Si nous avons jugé utile de présenter assez longuement, dans le chapitre précédent, les réflexions de Bodmer et de Breitinger sur la représentation du ’possible’ en littérature, c’est parce qu’elles nous ont semblé nécessaires à la compréhension du bouleversement qui s’opère, dès la seconde moitié du XVIIIe siècle, dans la littérature allemande. En introduisant notamment le concept du ’merveilleux’, les théoriciens suisses ont en effet souligné, pour la première fois, le rôle prépondérant de l’imagination dans le processus de création poétique, caractérisé en ces termes :

‘ [...] denn was ist Dichten anders, als sich in der Phantasie neue Begriffe und Vorstellungen formieren, deren Originale nicht in der gegenwärtigen Welt der würcklichen Dinge, sondern in irgend einem andern möglichen Welt-Gebäude zu suchen sind398.’

Cette nouvelle définition de la représentation poétique, autorisée à s’écarter du modèle qu’offre la réalité sensible, infléchit la théorie de la mimesis qu’avait défendue Gottsched. En s’attachant à représenter le ’possible’ sous une forme ’apparemment réelle’, le poète s’apparente plus à un ’créateur’399 qu’à un simple ’copiste’ de la nature.

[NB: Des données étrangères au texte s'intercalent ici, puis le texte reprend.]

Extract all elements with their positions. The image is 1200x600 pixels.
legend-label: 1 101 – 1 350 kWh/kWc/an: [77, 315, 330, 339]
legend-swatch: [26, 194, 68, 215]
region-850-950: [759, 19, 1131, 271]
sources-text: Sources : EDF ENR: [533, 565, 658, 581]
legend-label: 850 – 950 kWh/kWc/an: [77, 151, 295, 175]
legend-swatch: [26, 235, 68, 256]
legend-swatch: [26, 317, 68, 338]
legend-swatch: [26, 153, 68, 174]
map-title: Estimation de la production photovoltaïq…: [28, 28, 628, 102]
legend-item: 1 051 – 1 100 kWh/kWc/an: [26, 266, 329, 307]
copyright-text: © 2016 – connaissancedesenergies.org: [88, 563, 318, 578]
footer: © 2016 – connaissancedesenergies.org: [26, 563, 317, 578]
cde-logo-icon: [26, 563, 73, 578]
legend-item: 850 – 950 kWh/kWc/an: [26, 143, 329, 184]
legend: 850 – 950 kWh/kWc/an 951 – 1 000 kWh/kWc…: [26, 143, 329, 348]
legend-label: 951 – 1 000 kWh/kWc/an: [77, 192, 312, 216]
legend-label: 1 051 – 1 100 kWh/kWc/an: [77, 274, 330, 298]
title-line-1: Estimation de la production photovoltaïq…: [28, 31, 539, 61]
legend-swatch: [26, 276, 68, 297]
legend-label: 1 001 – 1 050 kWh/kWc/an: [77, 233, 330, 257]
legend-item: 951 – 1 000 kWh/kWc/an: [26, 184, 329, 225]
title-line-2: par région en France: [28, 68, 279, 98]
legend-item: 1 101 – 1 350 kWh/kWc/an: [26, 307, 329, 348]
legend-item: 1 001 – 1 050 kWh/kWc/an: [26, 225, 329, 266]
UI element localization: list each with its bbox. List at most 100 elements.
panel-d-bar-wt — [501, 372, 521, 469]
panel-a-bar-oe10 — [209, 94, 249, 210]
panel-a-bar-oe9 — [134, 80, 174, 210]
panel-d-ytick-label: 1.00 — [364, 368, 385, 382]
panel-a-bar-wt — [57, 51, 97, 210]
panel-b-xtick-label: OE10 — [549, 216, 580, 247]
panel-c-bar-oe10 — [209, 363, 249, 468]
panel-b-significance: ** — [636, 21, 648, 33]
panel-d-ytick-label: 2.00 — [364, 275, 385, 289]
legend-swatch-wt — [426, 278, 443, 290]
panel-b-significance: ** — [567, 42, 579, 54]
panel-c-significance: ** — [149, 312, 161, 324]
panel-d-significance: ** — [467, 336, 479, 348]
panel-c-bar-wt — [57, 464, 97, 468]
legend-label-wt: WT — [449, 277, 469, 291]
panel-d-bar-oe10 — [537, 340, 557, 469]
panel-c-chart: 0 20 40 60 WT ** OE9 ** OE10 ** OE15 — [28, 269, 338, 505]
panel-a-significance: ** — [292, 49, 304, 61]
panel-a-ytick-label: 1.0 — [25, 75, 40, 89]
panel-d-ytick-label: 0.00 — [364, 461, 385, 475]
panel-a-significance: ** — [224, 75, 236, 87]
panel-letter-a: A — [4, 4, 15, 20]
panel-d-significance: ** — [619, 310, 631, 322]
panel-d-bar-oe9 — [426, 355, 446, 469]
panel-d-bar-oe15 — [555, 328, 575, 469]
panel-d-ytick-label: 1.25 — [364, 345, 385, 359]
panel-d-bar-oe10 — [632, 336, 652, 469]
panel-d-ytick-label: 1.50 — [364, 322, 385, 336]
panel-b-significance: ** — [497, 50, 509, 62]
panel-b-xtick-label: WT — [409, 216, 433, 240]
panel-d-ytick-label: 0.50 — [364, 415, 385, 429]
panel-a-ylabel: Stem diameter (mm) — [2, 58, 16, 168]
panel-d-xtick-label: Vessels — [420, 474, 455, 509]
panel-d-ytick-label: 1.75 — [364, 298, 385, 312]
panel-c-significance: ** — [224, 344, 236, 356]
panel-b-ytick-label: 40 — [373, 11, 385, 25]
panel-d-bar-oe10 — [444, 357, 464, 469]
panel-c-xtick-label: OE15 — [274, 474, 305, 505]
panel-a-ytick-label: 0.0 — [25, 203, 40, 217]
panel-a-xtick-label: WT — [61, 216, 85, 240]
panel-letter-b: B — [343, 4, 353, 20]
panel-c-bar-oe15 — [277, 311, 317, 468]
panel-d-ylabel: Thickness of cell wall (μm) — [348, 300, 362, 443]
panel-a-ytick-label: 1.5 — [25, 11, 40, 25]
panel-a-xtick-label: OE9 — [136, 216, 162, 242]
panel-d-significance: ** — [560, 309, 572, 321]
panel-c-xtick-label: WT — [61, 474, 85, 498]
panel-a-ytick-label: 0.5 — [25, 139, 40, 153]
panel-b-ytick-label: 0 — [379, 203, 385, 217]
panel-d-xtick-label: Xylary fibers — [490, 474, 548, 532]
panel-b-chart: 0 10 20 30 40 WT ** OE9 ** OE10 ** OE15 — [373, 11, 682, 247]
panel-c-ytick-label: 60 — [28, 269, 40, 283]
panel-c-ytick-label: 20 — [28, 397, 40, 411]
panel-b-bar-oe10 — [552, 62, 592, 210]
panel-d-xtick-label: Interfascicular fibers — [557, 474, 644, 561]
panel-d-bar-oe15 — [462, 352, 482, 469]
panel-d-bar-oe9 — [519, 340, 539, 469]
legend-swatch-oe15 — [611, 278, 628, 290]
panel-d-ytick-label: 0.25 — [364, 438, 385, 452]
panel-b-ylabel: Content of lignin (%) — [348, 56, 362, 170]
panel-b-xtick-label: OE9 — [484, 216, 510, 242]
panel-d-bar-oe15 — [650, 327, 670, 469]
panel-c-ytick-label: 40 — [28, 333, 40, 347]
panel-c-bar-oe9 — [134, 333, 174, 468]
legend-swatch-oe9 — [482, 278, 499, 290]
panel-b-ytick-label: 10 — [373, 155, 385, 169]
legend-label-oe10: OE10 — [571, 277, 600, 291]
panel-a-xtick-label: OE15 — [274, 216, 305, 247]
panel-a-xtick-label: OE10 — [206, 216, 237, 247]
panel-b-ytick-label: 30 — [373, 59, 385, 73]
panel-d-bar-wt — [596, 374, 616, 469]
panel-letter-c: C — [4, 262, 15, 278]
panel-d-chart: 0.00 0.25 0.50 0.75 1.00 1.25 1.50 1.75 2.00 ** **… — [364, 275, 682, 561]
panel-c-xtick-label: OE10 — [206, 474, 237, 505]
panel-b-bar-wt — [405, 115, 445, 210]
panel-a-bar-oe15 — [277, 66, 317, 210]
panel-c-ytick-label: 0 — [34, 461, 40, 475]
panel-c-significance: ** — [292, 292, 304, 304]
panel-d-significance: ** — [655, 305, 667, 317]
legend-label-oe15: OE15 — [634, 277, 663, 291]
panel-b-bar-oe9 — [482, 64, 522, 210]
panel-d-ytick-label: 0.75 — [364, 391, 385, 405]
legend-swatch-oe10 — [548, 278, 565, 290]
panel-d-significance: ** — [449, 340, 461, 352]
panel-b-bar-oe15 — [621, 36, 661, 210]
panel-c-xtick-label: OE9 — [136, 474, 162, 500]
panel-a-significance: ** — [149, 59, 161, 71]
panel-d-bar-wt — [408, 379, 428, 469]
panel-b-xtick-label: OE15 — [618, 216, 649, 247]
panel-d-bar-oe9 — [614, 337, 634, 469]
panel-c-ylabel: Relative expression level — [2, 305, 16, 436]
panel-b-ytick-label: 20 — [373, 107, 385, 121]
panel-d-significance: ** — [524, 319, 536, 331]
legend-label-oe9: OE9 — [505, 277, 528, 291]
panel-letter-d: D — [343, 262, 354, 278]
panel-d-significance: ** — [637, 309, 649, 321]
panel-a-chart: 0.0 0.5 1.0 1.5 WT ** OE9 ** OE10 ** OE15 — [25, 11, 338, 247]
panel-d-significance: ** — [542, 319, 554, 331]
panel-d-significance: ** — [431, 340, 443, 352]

C’est tout d’abord chez F. G. Klopstock que l’on trouve une première application de cette nouvelle conception de la création poétique. Nous commencerons donc par étudier les nouvelles formes de représentation de la nature dans l’oeuvre de ce dernier, déterminée par la découverte d’une ’langue’ du coeur. Nous prolongerons ensuite notre réflexion par la présentation de deux textes fondateurs du paysage littéraire, le roman de J. W. v. Goethe Die Leiden des jungen Werther (1774) et le récit de W. Heinse Ardinghello und die glückseligen Inseln (1787). La conquête spirituelle de la nature, amorcée par Klopstock, donne progressivement naissance au paysage tel que nous l’avons défini plus haut, c’est-à-dire à une image fragmentaire du monde sensible non seulement recomposée par le regard du spectateur, mais également intimement associée aux mouvements de son âme.

Notes
398.

p. 59-60.

399.

2 ’[...] Und in dieser Absicht kömmt auch dem Dichter alleine der Nahme ποιητου, eines Schöpfers, zu, weil er nicht alleine durch seine Kunst unsichtbaren Dingen sichtbare Leiber mittheilet, sondern auch die Dinge, die nicht für die Sinnen sind, gleichsam erschaffet, das ist, aus dem Stande der Möglichkeit in den Stand der Würklichkeit hinüberbringet, und ihnen also den Schein und den Nahmen des Würklichen mittheilet.’, in : ibid., p. 60.